12. Dénoncer. « Not step aside when you see a conflict in another part of the world« . Because in doing so, you could be the next victims. Confortables aujourd’hui, les compromis avec les autoritarismes et les drames d’ailleurs sont un piège pour demain. Choisir son camp en gardant à l’esprit que l’Histoire est toujours en mouvement et les bannis du jour seront éventuellement les héros de demain. Et c’est pas ce brave Jean-Jacques qui nous contredira…

Do not step aside

Dénoncer. « Ce ne sont pas les actes qui gênent, c’est le témoignage qui gêne« . Faire circuler les images, de Gaza, de Syrie, de Méditerranée, des injustices de partout. Pour informer, créer l’empathie, ré-humaniser. Parce que face au visage de l’autre se développe le sens de la responsabilité. Faire circuler les mots, dénoncer, témoigner, confronter.

13. Le pouvoir des Mots. Si tout est fiction et récit, ces derniers se construisent avec des mots. Tandis que Saskia Sassen insiste sur la nécessité d’inventer un nouveau langage pour comprendre le monde « financiarisé » d’aujourd’hui, d’autres proposent de redonner une substance aux mots, un sens aux concepts : dimension morale du mot politique, dimension souveraine du  mot citoyen. Le film sur la colonisation des esprits par le gouvernement israélien met quant à lui en avant de façon spectaculaire la puissance de la rhétorique stratégique. Les mots, pour décoloniser les esprits. Les mots, pour expliquer la complexité aussi. Une urgence en France où l’échec politique est surtout le résultat d’un langage inapproprié. Les Mots = arme de construction massive pour le résistant !!!

14. Le rôle des Médias. Une étude a analysé le contenu des news sur la période précédent l’élection du gouvernement actuel en Italie. 50% de ces news traitaient des migrants… Résultat, aux images d’invasion ont suivi des décrets de restriction des libertés…

15. Connaissance & Education. « Le savoir est un outil d’émancipation au service de la communauté« . L’éducation qui permet à une société de ne pas s’effondrer. La connaissance qui permet de comprendre les mécanismes à l’oeuvre et de résister. La connaissance, à ne pas confondre avec l’information, qui est un leurre.

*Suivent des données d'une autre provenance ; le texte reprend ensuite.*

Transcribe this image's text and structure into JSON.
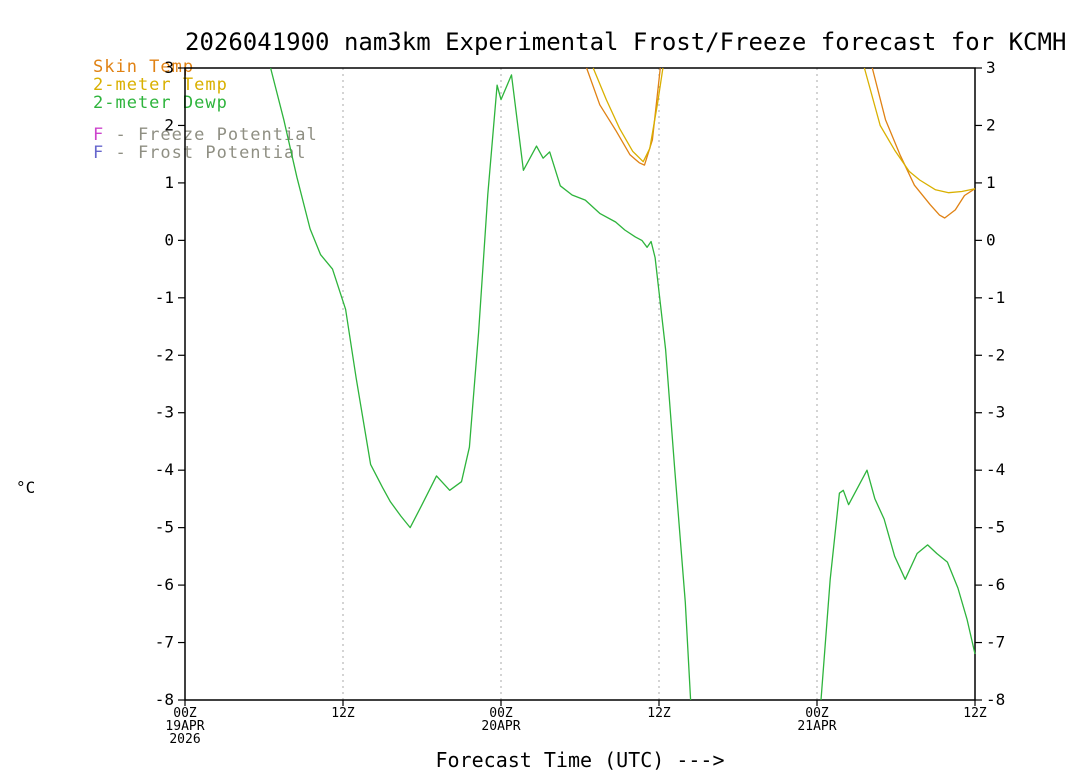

16. L’art du compromis. « Sortir d’une discussion avec un compromis est une bonne chose« . Et si dans un monde qui prend goût à la radicalisation, la neutralité avait une utilité ? Et si la neutralité et les valeurs suisses étaient d’abord un outil d’action, de médiation, pour résister, être utiles et non un « outil de lâcheté » ? Si ce savoir-faire était davantage sagesse que renoncement ? Il semblerait que le pays de la capitale des droits humains ait encore un rôle à jouer, pour autant qu’il résiste aux compromissions.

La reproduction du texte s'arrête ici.